Speaking of talking (first pun of 2021?!), this is one of the biggest challenges we’ve faced as a downside of mask-wearing. With a covered mouth, it’s more difficult to eat, drink, sing, and of course talk! Don’t even get me started on beat-boxing. Talking is kinda important in the doctors’ surgery, and remember we insist on our patients wearing masks so this is very much a two-way problem. Instead of warm smiles to welcome you in, we have to squint apologetically to confirm you are who we think we recognise you as, and it’s easy to forget you can’t see many of the shared expressions we might use as you tell your story. Urgh. So I was reading about how to get round this by using non-verbal body language: flamboyant arm gestures, eyebrow gymnastics, and excessive head nodding to the point of needing on-site head and neck physio for staff. Erm, I’ll take a rain-check, thanks. Let’s leave that to the sign language interpreters, airport runway landing signal officers, and orchestra conductors. Or at least there must be a happy medium that makes it less like a nightmarish game of extended family charades (*slinks nervously out of the room*), and more like a professional consultation where I don’t accidentally knock over my monitor with an ill-judged flourish. Ahem.
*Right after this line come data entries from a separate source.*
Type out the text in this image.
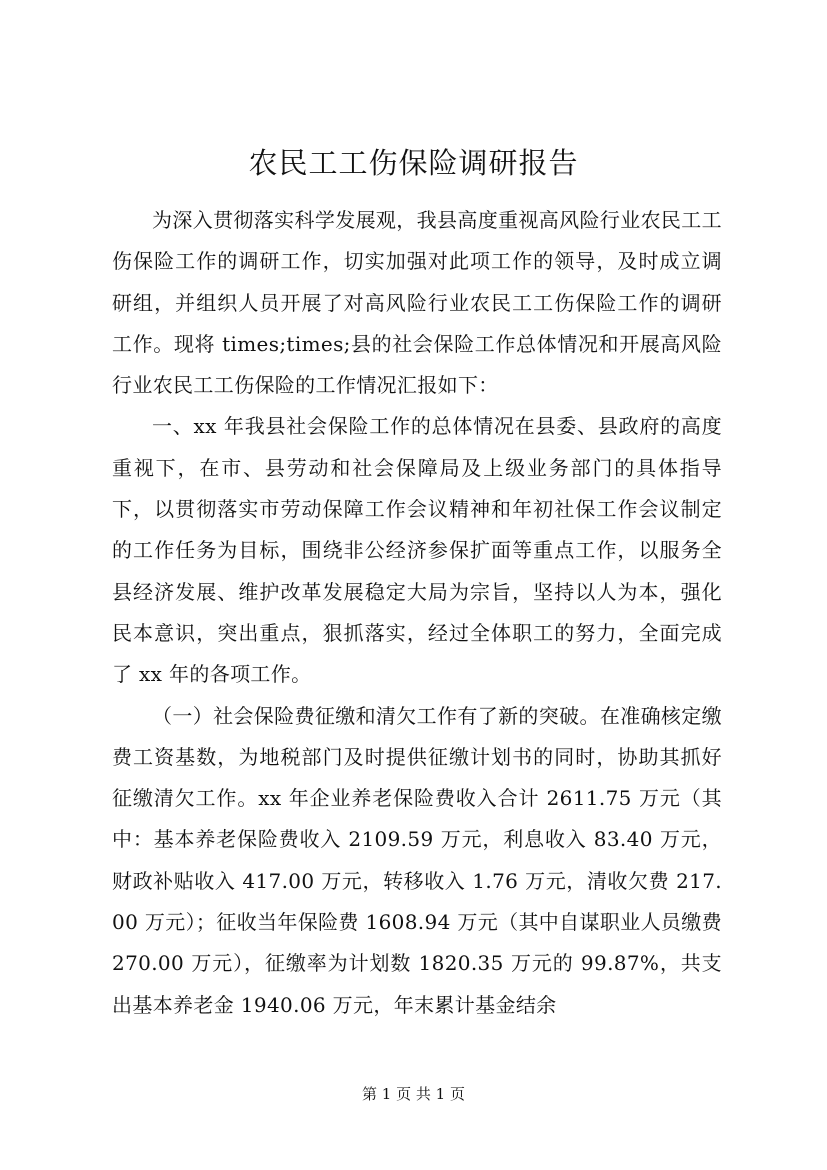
农民工工伤保险调研报告

为深入贯彻落实科学发展观，我县高度重视高风险行业农民工工伤保险工作的调研工作，切实加强对此项工作的领导，及时成立调研组，并组织人员开展了对高风险行业农民工工伤保险工作的调研工作。现将 times;times;县的社会保险工作总体情况和开展高风险行业农民工工伤保险的工作情况汇报如下：

一、xx 年我县社会保险工作的总体情况在县委、县政府的高度重视下，在市、县劳动和社会保障局及上级业务部门的具体指导下，以贯彻落实市劳动保障工作会议精神和年初社保工作会议制定的工作任务为目标，围绕非公经济参保扩面等重点工作，以服务全县经济发展、维护改革发展稳定大局为宗旨，坚持以人为本，强化民本意识，突出重点，狠抓落实，经过全体职工的努力，全面完成了 xx 年的各项工作。

（一）社会保险费征缴和清欠工作有了新的突破。在准确核定缴费工资基数，为地税部门及时提供征缴计划书的同时，协助其抓好征缴清欠工作。xx 年企业养老保险费收入合计 2611.75 万元（其中：基本养老保险费收入 2109.59 万元，利息收入 83.40 万元，财政补贴收入 417.00 万元，转移收入 1.76 万元，清收欠费 217.00 万元）；征收当年保险费 1608.94 万元（其中自谋职业人员缴费 270.00 万元），征缴率为计划数 1820.35 万元的 99.87%，共支出基本养老金 1940.06 万元，年末累计基金结余

第 1 页 共 1 页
Listen, the measures we are taking will be helpful, better still if more people engage with them. I’ve even had toddlers in the surgery who’ve been beyond excited to show off their mask. Don’t assume that children are too small. Many choose to wear them, and remember, the under 13 exemption isn’t based on infection control, it’s an acknowledgement that some (especially younger children) may not understand how to keep one on, why they need one, or of course it may heighten anxiety or other difficulties. But please remember that anyone unable to wear a mask will unfortunately be at increased risk of catching (and spreading) COVID, and do whatever you can to help keep them at home and support them with shopping and medicines and physically-distanced company/entertainment. Try to leave online shopping slots free for them, as well as frontline workers like NHS staff, carers, teachers and shop workers who are in contact with lots and lots of individuals through their work, as well as single parents with young children who may not be able to choose to shop alone in store. If you know someone older who is lonely or in need of support, someone to talk to, or help getting shopping including medicines, the amazing social prescribing link workers at York CVS (Centre for Voluntary Service) can arrange befriending calls/visits, and transport to medical/vaccination appts. You can call 01904 437911 to find out more.

Stay safe friends! Wash your hands, keep your distance from others, wear a reusable mask correctly (and encourage others to do so), and steer clear of the doom-scrolling: read a good old swashbuckling adventure instead!